2008-10-23 / Front Page

Plan Would Make M-134 a Heritage Route

Regional Planning Commission Sees Economic Benefits
By Jonathan Eppley

The Eastern Upper Peninsula Regional Planning and Development Commission is seeking to make M-134 a state heritage route. Designating the stretch of road along the Lake Huron shore between I-75 and DeTour Village would allow for special funding to maintain and update the road and its surrounding area.

Jeff Hagan, executive director for the commission, gave a presentation at the Clark Township board meeting Thursday, October 16, showcasing the benefits of the project. No board action was taken on the presentation.

Mr. Hagan is forming a committee

of interested people and agencies

along the proposed corridor to help set its boundaries and create a management plan.

"It's a grassroots effort, it's not a top-down approach. We rely on the stakeholders along the corridor," he said. Neighboring municipalities and nonprofit groups would have to band together and agree on a management plan to present to the Michigan Department of Transportation (MDOT) before the corridor can be designated as a heritage route. Mr. Hagan said the entire process takes about three years, and he has been working on the project for more than a year.

If the management plan is approved by MDOT, Mr. Hagan said there are opportunities available to receive funding for improvements and projects like scenic turnouts and rest areas.

Last year, the Federal Highway Administration allotted $40 million for scenic heritage routes, and only six grant applications from Michigan were submitted. Mr. Hagan said newer heritage routes have better chances of being awarded money because older routes are at a standstill.

"It's a huge untapped resource. But a lot of it is because a lot of these heritage route groups are at the same point. They've got the management plan done, but now what?" he said.

Other route committees rely on local governing bodies and nonprofits to apply for grants, he said, but many don't follow through. Any nonprofit or governing body along the corridor is able to apply for available grants.

Mr. Hagan said another benefit heritage routes in Michigan have is that the National Scenic Byways Program considers Michigan a leader in scenic routes because of its pristine landscape.

Along with access to more funding, other benefits of achieving heritage route designation include improved communication with the state highway department, a potential boost in tourism, and increased marketability for the area.

The regional planning commission is still gathering municipalities and nonprofit groups to join the committee to decide the exact path the heritage route will follow. Route designation can veer from M-134, but committee members won't want to go too far away from the main path, Mr. Hagan said.

"If [tourists] are on their way to Drummond Island, we don't want to send them up to Pickford, then end up in the Soo. Then they might never get to Drummond Island," he said. "The economic impact is going to be along the corridor and that's where we want" tourists.

Mr. Hagan anticipates the management plan will be in place about a year from now.

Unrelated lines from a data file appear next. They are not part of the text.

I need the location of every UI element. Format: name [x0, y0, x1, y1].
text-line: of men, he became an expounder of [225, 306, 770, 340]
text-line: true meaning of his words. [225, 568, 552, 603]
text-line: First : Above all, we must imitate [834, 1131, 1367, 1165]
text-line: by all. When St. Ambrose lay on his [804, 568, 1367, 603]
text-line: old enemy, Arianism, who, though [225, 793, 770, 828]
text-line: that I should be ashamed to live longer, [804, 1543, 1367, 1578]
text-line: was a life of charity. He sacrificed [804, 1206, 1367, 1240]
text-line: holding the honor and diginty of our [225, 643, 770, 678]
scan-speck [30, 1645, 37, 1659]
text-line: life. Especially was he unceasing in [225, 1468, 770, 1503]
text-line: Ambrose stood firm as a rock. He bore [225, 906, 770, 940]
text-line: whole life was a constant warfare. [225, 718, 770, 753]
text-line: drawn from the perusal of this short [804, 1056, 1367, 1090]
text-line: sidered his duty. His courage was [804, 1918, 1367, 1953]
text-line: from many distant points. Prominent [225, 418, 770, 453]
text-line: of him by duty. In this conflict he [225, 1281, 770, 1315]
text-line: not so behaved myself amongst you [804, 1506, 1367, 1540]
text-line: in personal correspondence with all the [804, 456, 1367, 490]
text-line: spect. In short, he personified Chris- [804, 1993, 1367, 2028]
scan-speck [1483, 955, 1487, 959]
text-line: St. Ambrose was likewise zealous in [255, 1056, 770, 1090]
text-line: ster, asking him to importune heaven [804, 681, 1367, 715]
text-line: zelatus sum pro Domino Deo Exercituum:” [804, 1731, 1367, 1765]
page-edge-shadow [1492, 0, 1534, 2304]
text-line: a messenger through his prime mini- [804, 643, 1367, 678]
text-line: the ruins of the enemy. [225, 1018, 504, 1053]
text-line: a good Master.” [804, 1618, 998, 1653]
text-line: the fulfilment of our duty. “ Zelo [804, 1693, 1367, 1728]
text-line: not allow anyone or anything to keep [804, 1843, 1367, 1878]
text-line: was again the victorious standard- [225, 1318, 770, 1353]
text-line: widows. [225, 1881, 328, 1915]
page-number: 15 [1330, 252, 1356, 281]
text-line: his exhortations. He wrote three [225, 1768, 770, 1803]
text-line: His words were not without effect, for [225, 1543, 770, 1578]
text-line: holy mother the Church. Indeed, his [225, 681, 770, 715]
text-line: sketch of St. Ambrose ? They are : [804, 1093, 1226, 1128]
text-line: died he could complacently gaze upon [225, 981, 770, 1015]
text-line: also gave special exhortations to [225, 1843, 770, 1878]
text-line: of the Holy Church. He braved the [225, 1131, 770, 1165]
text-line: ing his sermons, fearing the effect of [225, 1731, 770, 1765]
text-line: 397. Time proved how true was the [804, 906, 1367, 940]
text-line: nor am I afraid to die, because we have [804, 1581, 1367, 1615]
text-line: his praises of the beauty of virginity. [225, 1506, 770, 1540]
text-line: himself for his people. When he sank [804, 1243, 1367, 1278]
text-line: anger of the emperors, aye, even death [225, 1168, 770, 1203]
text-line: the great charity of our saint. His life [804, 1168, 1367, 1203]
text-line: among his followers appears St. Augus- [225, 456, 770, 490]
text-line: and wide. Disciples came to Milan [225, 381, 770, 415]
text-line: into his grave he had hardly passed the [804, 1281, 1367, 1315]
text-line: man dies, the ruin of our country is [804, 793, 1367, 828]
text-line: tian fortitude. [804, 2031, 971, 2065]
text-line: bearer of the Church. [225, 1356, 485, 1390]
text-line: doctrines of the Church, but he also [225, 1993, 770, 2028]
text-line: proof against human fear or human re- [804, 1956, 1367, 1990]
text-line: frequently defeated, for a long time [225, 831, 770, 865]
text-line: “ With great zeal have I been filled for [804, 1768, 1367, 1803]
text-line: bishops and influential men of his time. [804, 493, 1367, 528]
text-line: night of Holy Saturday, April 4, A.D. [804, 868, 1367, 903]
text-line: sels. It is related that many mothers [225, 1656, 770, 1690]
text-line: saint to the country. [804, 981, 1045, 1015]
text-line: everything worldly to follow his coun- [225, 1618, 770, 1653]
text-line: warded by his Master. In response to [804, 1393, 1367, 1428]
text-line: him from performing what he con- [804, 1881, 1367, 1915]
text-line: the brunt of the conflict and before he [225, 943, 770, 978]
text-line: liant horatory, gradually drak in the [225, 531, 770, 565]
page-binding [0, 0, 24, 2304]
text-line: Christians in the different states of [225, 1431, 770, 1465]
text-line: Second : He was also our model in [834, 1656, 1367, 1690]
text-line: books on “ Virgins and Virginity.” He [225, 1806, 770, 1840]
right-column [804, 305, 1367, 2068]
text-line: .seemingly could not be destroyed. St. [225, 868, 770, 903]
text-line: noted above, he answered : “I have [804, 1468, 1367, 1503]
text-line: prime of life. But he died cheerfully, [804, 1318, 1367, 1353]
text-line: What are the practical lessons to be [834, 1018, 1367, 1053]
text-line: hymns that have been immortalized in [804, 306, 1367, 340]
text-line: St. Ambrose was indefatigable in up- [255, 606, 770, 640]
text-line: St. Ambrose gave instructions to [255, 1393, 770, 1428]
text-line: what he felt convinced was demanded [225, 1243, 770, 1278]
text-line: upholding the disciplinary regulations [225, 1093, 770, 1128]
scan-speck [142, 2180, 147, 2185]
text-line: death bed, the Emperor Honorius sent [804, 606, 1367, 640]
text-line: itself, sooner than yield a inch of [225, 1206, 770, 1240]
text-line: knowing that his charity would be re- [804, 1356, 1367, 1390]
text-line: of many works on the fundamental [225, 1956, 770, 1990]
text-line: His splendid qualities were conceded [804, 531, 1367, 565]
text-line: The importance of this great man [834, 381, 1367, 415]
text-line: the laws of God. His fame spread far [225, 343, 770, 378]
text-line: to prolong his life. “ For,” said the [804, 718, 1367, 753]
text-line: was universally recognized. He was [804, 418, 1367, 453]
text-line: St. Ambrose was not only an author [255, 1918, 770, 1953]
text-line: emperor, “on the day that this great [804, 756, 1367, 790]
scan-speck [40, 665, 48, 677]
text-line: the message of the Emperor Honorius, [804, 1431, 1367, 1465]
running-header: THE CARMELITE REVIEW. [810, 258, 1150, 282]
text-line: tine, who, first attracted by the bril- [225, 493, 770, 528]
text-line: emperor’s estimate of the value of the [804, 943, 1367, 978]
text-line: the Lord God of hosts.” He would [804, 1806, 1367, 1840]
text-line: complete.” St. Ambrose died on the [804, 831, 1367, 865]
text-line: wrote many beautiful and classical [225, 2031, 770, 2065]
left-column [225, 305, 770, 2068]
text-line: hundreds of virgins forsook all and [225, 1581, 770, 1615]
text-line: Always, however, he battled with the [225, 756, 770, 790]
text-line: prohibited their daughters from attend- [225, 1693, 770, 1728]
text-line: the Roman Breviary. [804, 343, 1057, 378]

The M-134 heritage route would be the second of its kind in the eastern U.P. Twenty-seven miles of M- 123 in Chippewa and Luce counties was designated as a heritage route in 2007 because it runs through Tahquamenon Falls State Park and state forests.

The Heritage Route Program is in place to involve local residents in keeping highways unspoiled by showcasing those with outstanding natural beauty, history, and recreational appeal.

Autore vacates Sewer Advisory Board position

The township board plans to advertise to fill an open spot with the sewer advisory board. Cedarville resident and business owner Steve Autore left his position on the Clark Township Sewer Advisory Board in September, saying he is too busy to devote enough time to it.

"At this point, I'm just trying to keep my head above water on the boards I am on," he said.

Mr. Autore sits on the boards of Mackinac Straits Hospital, Les Cheneaux Historical Association, Les Cheneaux Community Foun- dation, Michigan Petroleum Association, and Clark Township's Recreation Committee.

Township approves bid for marina roof repair and use of excavator

The Clark Township board unanimously approved Cedarville-based Pollard Construction's bid to repair the roof at the Hessel Marina. Pollard's proposal is for $3,331, including $1,411 for materials and $1,920 for labor.

Pollard Construction also stated in the bid it would sand and paint the letters on the marina awning free of charge.

A second bid was entered, however, it was received after the proposal deadline. The board unanimously agreed not to acknowledge the second bid.

The township board also unanimously voted to seek a local excavating company to replace three corroded sewer shut-off valves. The excavation work is expected to be done for less than $1,000, so the board doesn't have to go through a formal bid process.

Supervisor Linda Hudson said she expects the three valves to be replaced for between $400 and $600.

Regarding the $1,000 low bid level set for the township to seek formal bids, Mrs. Hudson asked the board to inquire into what dollar amount other area municipalities set as their minimum bid level, to see how Clark Township compares. Setting the amount higher could help speed up small projects, she suggested.

"Really, $1,000, that's nothing anymore. It would take two months to do one small thing. What that amounts to is you just don't get to it, and we need to get to it," she said.